As a trained historian, I am interested in human agency, but also in the realm of emotions stored in collective imagination (l’imaginaire). I have been looking for old tales and legends as a source for reading the landscape. Think of sandwolves howling in a clearing under a full moon, a lost hunter seeing mermaids dance at night, wooden crates full of gems buried by pirates and never found. I have searched in vain. Fantasy about the dunes is better represented in contemporary art, such as Theo Jansen’s imposing and sweet beach beasts or strandbeests moving by themselves with the wind. To be fair, Dutch painters have celebrated the rough sea and the dune landscapes, literature has more than hundred poems I still have to discover, and the once neighbouring village of Scheveningen surely has old fishermen’s songs that only local people in the community remember. Also, upon finishing writing this piece, I stumbled across the wonderful platform Dunes and people (Duinen en mensen), which gathers pieces of research on cultural history and biology featuring the Dutch dunes.
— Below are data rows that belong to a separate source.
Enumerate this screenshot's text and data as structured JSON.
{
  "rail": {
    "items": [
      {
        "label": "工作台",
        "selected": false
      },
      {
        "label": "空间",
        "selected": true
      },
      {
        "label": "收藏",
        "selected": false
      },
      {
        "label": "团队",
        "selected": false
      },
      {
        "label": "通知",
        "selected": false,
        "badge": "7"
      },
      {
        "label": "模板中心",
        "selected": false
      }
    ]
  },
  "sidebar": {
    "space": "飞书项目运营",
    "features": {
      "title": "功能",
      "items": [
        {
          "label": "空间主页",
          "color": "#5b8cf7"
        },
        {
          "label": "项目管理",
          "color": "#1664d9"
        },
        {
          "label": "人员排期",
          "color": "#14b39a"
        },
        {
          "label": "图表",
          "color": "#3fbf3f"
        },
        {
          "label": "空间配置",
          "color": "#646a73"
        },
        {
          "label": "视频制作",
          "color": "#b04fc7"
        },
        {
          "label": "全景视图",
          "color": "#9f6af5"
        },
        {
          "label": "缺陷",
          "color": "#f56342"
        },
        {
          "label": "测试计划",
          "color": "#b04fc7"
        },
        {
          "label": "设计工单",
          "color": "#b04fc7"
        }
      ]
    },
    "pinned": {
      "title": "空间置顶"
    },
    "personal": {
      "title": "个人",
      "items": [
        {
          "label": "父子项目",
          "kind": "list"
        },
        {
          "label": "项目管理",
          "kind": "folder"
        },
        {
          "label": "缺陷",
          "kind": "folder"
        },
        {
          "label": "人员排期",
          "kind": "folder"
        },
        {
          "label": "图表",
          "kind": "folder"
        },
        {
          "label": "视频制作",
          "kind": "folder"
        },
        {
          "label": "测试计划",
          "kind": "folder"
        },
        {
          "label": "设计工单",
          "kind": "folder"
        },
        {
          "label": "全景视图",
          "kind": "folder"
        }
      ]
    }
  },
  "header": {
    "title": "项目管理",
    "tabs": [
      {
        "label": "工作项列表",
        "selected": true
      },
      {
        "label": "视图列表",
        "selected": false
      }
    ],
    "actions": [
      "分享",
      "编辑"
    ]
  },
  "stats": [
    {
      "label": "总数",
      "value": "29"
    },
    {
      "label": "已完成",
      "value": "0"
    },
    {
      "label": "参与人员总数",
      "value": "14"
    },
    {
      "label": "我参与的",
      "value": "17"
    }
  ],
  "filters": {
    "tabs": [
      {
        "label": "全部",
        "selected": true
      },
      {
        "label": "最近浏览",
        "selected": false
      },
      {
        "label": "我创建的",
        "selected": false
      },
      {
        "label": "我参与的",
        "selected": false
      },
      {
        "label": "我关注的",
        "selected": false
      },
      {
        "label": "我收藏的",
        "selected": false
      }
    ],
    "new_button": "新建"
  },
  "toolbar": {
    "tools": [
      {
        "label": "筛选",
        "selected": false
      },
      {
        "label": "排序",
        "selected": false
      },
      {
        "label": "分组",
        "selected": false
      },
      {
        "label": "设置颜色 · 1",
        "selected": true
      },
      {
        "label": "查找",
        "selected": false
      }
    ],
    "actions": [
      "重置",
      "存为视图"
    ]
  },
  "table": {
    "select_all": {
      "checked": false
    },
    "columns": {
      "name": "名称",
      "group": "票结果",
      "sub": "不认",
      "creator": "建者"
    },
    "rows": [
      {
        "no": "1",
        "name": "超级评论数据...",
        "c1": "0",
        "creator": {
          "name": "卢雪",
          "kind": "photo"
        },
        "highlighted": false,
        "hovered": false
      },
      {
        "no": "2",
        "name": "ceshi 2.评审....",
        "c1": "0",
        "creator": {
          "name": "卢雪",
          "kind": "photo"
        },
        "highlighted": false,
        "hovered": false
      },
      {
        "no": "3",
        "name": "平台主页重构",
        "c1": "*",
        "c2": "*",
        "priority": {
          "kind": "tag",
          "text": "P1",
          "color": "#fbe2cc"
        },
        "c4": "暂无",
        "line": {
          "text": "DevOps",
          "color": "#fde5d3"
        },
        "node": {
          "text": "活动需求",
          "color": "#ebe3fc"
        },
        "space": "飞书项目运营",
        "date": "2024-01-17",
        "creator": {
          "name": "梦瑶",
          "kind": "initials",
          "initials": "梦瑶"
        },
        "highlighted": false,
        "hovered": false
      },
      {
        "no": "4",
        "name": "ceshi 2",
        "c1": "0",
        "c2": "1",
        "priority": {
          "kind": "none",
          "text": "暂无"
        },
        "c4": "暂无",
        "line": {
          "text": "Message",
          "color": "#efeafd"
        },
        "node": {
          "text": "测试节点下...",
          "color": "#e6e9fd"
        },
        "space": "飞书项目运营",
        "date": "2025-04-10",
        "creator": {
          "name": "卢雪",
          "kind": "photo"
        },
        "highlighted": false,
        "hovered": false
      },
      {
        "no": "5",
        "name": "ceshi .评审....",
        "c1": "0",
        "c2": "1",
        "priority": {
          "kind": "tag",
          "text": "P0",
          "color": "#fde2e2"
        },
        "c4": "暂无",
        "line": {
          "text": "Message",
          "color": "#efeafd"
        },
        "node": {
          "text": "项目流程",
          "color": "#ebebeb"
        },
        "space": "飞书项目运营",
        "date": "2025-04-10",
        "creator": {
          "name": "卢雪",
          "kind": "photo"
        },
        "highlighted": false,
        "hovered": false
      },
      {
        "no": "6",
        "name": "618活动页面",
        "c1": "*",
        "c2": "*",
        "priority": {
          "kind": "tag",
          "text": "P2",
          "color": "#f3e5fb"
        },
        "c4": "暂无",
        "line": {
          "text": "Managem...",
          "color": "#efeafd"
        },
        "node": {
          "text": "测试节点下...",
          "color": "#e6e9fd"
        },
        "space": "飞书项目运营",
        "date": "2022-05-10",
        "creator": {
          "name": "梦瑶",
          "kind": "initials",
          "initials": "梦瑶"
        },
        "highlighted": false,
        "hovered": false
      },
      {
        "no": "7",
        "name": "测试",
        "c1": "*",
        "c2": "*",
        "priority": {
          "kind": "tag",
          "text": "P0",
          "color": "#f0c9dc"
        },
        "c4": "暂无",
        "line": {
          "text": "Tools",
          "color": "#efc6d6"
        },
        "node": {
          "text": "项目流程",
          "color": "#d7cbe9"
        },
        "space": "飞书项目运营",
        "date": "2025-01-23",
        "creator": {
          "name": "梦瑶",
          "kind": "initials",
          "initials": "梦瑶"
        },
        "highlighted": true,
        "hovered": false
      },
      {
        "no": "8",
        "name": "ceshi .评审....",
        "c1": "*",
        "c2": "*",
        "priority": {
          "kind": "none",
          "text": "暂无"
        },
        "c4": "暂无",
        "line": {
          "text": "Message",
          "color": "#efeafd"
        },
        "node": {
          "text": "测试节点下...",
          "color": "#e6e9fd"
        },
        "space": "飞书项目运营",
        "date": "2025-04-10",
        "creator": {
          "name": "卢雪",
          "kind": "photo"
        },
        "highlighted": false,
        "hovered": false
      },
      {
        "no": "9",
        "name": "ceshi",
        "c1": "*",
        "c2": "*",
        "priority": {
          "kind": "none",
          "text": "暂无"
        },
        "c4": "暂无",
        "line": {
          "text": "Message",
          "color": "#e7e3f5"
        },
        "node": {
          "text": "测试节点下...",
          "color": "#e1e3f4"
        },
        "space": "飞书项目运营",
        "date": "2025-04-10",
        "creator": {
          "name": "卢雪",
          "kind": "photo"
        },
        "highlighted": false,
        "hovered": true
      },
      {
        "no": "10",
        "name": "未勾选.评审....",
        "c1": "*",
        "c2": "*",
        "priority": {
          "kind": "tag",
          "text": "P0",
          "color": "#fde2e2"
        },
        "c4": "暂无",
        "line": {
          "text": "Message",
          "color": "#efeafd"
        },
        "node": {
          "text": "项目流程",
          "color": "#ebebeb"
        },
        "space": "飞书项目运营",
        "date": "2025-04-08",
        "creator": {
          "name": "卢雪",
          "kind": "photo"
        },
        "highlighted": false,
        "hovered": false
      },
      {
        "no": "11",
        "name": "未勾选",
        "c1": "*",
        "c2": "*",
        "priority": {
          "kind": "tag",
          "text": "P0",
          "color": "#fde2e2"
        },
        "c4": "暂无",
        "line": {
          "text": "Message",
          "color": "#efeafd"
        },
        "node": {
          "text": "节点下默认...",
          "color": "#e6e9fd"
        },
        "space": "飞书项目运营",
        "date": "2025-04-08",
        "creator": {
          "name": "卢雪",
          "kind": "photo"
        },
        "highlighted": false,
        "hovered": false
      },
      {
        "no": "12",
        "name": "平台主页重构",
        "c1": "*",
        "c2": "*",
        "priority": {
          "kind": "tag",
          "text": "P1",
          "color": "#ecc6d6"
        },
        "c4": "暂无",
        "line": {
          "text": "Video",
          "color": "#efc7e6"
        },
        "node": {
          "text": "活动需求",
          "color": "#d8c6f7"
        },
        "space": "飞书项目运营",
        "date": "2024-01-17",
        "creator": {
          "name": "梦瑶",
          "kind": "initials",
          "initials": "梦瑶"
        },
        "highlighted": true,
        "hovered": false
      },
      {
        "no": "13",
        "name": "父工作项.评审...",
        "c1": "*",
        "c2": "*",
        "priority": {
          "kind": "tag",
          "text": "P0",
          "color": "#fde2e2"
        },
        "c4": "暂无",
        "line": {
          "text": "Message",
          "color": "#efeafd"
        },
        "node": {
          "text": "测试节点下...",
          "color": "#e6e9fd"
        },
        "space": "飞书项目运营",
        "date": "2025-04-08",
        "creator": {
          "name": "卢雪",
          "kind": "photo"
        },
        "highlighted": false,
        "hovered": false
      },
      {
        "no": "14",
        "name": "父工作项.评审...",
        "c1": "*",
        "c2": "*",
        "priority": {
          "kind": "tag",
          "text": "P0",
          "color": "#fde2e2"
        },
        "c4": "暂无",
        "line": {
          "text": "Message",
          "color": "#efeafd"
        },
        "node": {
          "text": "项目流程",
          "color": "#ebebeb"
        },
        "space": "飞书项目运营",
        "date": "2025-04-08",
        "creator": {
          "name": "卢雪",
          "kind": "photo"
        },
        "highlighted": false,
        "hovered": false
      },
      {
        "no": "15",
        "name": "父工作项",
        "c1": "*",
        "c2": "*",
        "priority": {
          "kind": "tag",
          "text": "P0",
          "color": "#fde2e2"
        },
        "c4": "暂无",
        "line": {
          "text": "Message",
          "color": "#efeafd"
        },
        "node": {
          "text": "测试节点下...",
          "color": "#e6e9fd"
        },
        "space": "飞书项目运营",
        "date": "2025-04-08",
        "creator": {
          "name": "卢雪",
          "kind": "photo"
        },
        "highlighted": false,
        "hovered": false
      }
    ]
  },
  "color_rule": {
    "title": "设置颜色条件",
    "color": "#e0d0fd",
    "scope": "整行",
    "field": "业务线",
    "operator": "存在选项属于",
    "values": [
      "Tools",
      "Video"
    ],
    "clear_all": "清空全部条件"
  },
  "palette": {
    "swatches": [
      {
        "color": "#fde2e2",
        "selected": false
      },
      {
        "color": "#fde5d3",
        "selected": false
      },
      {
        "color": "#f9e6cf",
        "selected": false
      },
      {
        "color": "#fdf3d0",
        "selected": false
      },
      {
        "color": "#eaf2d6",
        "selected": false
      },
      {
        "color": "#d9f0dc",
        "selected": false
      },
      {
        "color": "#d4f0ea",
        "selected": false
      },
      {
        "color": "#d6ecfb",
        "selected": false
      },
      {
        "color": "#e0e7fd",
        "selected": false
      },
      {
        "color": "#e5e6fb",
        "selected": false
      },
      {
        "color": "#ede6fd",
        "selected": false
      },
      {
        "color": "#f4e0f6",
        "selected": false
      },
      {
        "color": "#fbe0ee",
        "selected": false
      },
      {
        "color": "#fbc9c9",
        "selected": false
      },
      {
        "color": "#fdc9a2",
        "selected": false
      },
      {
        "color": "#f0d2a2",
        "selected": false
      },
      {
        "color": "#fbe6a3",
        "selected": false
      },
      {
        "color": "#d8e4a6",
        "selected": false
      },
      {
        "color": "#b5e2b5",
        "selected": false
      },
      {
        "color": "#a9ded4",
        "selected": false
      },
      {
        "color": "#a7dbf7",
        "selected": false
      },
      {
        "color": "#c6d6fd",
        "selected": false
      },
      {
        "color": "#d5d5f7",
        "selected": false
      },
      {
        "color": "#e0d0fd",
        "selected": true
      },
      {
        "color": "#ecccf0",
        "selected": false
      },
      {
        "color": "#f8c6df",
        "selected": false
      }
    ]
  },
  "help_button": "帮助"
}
I will gladly explore these to nourish my experience of the dunes and ‘dream of myself’… right here.

Sandpath in the dunes


Jacob van Ruisdael



It is now January 2021. Over the past year, our mental horizon exploded as it had to expand to a world-scale disease that is still impossible to fathom. At the same time, our physical horizon has been much more constrained to the area we live in. This situation none of us has ever wanted might allow our hearts to dilate, create their own stories, and find solace. Confinement has helped me at least acquire a sense of place, a tenderness for this landscape that I see evolving over the seasons, with its everchanging nuances in the diverse palette of greens, greys and yellows.

I am walking on the beach. The interplay of water, wind and sand is unfolding around me. Going up on the dune, I pause for a moment and look around. In a small valley of naked sand, a crippled black bush stretches its meagre branches in an attempt to give the landscape the desolateness of U2’s The Joshua Tree album cover. The sound of the waves weakens, the wind sings its relentless song through the bushes, and magpies, crows and seagulls flying around converse in their mysterious language.